事業展開は、基本的には2方向で考えてみることがスタートです。
- (1)上流への進出
- (2)水平展開
(1)「上流への進出」の例
たとえば、多くの飲食店ではスマートフォンをレジの代わりに使っていますね。端末自体はソフトバンクから購入しているものも多いはずです。しかし、その中で動いているレジスター機能などは他社が握っています。この場合の「上流への進出」としては、最後の端末部分だけでなく、システムの構築も担っていこうという戦略が考えられます。
(2)「水平展開」の例
すでにモバイル端末を使っている分野の技術と知見をほかの分野に展開していこうというものです。
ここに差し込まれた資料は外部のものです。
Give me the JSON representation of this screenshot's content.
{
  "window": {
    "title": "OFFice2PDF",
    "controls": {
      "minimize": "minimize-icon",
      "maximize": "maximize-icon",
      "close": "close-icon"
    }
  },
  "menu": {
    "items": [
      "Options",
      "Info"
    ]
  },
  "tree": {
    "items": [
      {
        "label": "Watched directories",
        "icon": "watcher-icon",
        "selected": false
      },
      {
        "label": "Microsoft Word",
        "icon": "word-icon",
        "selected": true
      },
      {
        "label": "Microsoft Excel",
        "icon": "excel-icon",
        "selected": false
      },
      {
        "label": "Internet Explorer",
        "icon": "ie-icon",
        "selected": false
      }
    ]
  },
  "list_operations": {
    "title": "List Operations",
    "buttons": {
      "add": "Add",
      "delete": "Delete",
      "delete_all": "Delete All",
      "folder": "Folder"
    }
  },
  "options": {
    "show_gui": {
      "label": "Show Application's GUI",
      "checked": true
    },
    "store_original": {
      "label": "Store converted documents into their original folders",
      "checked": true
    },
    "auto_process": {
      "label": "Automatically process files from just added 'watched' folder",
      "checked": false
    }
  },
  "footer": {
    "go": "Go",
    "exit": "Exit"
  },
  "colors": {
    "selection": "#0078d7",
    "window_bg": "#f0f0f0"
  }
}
たとえばみなさんが使っている地図アプリの位置情報技術は自動運転へと使われていますね。
「水インフラ事業」に進出したソフトバンク
上流への進出では、既存プレイヤーとの対決になります。このような状況ではシンプルに「人材の確保」に動くのがソフトバンク流ですね。中途採用はもちろんですが、会社ごと買い取るのが基本戦略です。お金があったらコンサルティング会社であるアクセンチュアを買い取りたいのではないでしょうか(笑)
水平展開においては実際にいくつかの発表がありました。他でなかなか見ないなと思ったのは「水インフラ事業」です。そのひとつとして、ソフトバンクはポータブル手洗いスタンド「WOSH(ウォッシュ)」の販売を始めました。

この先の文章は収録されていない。